Combining information from caregiver report instruments and direct observation improves accuracy of these tests to identify those with a clinical best estimate diagnosis of ASD (Risi et al., 2006). The data presented here indicate that while neither the TASI nor the ADOS-2 alone accurately identified every child with ASD, their use in conjunction reduced the number of misses to zero. The TASI is only one source of information regarding a child’s functioning, and thus should always be used in conjunction with other diagnostic tools including a complete developmental history, developmental testing, and structured behavioral observations. The TASI, when used in conjunction with other measures, will allow for early and accurate diagnoses, thus permitting children to access early intervention services.
Footnotes
Acknowledgements
The authors are deeply grateful to all of the children, families, pediatric providers, and colleagues who have been a part of our work. The authors also thank Lauren B. Adamson, PhD, Sarah Dufek, PhD, Sherira Fernandes, PhD, Elizabeth Karp, PhD, and Aubyn Stahmer, PhD, for their thoughtful contributions to the TASI. Data used in the preparation of this manuscript were submitted to the National Institute of Mental Health (NIMH) Data Archive (NDA). NDA is a collaborative informatics system created by the National Institutes of Health to provide a national resource to support and accelerate research in mental health (data set identifier: DOI: 10.15154/1519083). This manuscript reflects the views of the authors and may not reflect the opinions or views of the NIH.

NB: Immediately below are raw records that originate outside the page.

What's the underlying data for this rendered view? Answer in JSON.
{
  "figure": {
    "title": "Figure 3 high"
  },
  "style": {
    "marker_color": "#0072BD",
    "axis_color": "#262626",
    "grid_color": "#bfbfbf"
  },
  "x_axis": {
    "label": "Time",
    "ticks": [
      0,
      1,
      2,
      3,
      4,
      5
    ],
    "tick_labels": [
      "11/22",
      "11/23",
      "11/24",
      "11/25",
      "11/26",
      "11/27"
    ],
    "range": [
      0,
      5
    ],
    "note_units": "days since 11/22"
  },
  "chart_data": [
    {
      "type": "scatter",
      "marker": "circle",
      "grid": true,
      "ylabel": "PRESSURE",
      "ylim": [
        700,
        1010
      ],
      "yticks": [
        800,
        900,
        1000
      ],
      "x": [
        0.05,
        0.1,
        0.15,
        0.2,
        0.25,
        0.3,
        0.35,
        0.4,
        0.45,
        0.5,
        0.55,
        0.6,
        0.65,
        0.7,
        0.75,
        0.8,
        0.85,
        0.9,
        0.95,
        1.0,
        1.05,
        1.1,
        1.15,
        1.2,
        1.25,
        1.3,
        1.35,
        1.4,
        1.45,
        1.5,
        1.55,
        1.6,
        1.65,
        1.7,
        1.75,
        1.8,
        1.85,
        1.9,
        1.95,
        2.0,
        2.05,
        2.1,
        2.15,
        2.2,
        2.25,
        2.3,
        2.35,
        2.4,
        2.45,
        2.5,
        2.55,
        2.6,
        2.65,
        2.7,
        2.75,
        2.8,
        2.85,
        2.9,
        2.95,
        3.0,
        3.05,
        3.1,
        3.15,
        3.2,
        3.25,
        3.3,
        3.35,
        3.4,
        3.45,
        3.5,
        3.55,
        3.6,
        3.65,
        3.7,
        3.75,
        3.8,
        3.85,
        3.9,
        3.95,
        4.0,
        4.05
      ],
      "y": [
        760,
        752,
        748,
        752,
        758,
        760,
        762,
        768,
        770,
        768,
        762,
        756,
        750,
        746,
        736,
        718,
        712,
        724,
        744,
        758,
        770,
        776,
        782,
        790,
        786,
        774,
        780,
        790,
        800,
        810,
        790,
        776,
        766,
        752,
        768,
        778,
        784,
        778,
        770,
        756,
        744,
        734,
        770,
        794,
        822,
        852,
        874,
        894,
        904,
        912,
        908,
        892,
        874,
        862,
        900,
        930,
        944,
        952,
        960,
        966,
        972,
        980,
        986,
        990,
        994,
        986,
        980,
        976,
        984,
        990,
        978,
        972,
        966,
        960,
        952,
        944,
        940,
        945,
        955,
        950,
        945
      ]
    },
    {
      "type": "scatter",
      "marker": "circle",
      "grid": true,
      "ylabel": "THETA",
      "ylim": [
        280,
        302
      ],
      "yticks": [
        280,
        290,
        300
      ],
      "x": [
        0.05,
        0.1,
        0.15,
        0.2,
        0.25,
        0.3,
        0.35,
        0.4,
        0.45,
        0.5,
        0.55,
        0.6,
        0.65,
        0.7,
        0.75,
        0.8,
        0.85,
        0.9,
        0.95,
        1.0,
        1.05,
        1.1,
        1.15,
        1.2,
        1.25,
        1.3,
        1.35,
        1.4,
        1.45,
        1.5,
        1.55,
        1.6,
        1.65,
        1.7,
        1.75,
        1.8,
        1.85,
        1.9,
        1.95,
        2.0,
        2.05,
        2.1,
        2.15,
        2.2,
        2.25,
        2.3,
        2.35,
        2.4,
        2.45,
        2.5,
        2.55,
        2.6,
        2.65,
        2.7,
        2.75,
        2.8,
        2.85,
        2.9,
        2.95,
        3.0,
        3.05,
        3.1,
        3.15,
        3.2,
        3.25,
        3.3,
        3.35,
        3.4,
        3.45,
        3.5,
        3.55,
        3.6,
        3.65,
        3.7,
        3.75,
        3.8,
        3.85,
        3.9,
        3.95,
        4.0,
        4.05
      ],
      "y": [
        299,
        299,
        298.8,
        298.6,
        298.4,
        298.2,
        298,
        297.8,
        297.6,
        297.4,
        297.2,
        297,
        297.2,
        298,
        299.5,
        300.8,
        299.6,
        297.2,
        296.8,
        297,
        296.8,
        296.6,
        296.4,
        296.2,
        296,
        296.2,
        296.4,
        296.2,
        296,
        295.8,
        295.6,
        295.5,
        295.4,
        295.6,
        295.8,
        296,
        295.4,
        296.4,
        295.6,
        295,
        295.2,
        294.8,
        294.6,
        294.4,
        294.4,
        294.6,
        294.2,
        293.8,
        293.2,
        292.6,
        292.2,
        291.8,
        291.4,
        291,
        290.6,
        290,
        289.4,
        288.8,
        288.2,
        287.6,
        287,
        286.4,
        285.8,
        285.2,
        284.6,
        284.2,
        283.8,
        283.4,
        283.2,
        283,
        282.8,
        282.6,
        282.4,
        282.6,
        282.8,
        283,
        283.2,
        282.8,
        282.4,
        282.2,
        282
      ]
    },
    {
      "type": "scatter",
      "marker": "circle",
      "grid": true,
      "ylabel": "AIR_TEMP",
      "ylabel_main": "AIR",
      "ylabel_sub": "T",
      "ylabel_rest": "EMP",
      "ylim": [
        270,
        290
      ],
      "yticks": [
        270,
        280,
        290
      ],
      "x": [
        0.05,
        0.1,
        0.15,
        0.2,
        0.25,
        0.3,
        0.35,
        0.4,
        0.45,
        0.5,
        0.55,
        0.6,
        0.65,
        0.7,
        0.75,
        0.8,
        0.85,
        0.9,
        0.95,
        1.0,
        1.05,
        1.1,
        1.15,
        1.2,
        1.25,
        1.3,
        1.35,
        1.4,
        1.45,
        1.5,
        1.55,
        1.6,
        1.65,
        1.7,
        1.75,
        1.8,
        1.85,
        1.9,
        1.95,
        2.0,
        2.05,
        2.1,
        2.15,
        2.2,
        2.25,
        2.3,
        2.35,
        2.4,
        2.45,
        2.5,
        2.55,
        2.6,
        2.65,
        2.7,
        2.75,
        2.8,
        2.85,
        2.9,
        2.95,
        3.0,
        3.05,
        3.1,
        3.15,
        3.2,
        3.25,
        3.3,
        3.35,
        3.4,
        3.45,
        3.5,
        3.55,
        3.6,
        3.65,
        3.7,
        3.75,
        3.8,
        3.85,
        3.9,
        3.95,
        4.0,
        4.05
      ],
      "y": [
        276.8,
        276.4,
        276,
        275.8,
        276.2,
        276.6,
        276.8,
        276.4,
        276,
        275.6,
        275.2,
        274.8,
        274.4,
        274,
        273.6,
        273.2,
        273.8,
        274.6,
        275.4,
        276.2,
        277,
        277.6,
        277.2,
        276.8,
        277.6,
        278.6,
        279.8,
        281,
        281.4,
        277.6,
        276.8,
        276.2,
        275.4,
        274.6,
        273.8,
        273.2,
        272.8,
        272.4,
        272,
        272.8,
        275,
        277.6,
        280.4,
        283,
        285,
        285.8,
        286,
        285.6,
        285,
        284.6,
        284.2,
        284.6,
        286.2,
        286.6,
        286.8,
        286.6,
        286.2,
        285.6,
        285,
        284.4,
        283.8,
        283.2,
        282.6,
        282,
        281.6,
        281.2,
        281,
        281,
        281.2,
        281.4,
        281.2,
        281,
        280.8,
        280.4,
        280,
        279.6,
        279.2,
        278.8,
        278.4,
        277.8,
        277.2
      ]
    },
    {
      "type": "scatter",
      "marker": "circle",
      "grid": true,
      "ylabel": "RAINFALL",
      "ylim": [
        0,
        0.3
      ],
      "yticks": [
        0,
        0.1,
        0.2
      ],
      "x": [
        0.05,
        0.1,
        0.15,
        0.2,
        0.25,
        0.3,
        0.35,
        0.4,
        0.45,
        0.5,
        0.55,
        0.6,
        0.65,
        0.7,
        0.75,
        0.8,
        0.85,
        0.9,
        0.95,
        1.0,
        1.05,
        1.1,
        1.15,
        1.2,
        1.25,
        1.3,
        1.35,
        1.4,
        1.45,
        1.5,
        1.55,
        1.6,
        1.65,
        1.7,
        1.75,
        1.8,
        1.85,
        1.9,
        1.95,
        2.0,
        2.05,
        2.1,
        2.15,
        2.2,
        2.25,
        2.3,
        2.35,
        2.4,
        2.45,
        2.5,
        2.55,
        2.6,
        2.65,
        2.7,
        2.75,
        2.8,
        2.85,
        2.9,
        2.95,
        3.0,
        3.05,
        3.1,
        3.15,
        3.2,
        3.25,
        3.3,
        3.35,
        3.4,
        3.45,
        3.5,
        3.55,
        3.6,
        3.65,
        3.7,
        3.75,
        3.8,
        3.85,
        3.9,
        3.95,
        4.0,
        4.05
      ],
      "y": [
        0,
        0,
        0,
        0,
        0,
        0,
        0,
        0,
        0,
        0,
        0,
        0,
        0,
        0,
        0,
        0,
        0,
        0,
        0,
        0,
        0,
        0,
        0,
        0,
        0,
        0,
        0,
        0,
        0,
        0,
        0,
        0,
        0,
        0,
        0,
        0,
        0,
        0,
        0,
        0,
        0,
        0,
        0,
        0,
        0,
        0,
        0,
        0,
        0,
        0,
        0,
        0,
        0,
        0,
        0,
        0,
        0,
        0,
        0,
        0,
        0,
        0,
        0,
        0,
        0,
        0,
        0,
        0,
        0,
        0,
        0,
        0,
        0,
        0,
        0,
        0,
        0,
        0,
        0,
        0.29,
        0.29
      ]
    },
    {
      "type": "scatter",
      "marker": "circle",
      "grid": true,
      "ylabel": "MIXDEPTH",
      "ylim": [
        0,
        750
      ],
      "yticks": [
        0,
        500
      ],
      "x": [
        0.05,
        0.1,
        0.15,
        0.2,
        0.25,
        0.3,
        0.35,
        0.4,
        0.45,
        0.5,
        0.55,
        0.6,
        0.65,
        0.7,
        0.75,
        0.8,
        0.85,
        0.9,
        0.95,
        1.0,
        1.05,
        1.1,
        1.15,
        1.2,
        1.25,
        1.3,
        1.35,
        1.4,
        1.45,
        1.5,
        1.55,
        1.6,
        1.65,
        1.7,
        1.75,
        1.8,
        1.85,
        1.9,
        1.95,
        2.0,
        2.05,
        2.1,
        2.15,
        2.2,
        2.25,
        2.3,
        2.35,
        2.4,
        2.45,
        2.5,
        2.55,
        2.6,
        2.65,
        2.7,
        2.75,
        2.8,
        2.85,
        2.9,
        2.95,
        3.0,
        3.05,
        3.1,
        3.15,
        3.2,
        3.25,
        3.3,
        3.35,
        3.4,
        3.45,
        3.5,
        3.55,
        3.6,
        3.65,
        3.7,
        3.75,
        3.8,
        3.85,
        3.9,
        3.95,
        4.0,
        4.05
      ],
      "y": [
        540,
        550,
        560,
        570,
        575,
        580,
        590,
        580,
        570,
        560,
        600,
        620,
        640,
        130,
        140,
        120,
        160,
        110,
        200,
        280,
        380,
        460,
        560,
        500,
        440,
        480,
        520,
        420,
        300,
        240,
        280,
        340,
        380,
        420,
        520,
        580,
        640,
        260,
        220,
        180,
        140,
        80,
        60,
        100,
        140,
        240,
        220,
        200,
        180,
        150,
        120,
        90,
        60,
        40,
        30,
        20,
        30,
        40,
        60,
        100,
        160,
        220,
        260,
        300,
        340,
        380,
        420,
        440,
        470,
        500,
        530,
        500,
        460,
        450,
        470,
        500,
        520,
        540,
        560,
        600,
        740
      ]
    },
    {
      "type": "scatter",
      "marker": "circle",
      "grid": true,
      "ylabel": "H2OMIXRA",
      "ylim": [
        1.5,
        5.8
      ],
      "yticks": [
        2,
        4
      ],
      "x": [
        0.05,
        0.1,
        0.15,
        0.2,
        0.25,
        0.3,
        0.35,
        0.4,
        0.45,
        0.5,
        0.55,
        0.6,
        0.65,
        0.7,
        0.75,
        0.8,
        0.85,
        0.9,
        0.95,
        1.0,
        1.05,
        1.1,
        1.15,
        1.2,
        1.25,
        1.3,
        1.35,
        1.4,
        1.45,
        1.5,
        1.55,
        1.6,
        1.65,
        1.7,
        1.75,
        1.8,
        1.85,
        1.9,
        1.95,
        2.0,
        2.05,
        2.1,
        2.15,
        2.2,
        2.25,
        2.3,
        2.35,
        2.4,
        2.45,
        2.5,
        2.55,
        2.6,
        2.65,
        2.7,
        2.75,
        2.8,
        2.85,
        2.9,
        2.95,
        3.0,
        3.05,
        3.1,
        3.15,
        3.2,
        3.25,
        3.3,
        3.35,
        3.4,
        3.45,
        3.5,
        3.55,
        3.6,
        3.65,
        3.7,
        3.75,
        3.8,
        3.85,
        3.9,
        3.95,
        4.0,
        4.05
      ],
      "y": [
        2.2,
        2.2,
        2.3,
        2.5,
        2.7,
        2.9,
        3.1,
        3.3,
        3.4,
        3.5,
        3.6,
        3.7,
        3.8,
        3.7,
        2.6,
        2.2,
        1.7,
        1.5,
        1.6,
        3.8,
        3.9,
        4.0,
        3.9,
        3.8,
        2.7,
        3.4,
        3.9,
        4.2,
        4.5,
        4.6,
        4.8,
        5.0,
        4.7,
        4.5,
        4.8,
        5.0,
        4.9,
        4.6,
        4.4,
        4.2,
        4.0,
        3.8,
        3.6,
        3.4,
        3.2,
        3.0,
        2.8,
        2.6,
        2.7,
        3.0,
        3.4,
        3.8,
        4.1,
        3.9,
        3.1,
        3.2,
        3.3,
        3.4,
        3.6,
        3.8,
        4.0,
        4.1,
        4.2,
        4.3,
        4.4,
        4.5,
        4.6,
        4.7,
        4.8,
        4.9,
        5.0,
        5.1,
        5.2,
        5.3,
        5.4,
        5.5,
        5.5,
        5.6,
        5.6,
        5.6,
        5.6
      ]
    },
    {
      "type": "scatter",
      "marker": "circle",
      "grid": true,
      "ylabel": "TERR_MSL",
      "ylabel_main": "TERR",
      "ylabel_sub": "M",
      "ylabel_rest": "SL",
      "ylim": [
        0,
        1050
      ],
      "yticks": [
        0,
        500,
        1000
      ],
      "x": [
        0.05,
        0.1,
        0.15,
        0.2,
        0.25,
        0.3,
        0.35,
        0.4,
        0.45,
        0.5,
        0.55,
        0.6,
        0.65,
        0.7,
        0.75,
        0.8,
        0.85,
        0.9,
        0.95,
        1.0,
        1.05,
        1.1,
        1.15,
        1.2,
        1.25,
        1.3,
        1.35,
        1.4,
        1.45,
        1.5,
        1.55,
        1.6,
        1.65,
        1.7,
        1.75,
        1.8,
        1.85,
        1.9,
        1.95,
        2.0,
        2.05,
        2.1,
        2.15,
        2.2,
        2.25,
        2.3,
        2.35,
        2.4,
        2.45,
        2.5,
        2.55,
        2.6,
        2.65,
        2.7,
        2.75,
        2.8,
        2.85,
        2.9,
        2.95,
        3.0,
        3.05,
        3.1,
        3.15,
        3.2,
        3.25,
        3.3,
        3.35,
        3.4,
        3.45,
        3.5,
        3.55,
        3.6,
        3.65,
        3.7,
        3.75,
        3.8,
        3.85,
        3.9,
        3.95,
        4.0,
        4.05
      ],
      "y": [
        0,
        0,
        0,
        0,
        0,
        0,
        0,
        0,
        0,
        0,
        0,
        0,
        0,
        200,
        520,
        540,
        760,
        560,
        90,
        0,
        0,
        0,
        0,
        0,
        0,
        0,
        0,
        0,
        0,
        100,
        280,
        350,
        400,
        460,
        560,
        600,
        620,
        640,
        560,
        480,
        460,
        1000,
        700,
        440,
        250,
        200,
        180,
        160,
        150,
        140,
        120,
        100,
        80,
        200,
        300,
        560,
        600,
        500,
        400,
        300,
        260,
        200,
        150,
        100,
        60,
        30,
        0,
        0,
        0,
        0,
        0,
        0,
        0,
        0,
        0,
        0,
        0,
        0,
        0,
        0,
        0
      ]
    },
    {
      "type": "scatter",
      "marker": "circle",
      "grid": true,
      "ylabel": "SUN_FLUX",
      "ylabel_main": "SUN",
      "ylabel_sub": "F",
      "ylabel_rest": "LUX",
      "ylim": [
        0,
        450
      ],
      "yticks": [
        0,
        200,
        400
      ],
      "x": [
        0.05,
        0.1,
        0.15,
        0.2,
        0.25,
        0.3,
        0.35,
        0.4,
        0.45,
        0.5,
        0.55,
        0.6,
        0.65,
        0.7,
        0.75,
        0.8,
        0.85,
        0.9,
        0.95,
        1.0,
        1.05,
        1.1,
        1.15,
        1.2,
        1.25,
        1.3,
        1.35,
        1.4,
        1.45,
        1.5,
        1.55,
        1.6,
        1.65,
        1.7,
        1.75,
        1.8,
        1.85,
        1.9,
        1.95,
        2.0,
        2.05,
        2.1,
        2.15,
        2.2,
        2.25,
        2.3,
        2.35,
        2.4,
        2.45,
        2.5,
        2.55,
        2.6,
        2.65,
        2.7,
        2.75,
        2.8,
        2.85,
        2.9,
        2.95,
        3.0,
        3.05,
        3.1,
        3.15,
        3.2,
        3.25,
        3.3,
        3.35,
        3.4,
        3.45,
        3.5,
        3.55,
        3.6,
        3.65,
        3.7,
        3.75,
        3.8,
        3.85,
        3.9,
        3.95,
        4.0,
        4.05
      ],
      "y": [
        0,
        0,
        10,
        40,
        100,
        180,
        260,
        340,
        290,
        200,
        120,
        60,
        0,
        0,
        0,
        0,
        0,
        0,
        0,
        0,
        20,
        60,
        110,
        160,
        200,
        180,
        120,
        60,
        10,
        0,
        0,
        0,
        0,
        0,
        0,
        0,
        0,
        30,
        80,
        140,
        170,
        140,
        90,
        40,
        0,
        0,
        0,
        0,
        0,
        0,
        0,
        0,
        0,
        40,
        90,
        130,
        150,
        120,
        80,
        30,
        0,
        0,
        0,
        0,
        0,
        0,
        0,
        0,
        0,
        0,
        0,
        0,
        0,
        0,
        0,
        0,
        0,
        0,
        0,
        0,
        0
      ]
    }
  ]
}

Declaration of conflicting interests
The author(s) declared the following potential conflicts of interest with respect to the research, authorship, and/or publication of this article: Drs D.L.R., M.L.B., and D.A.F. are co-owners of M-CHAT LLC, which licenses use of the M-CHAT in electronic products. Dr D.L.R. sits on the advisory board of Quadrant Biosciences Inc.
Funding
The author(s) disclosed receipt of the following financial support for the research, authorship, and/or publication of this article: This work was supported by funds from the Eunice Kennedy Shriver National Institute of Child Health and Human Development (R01HD039961) and the National Institute of Mental Health (R01MH115715).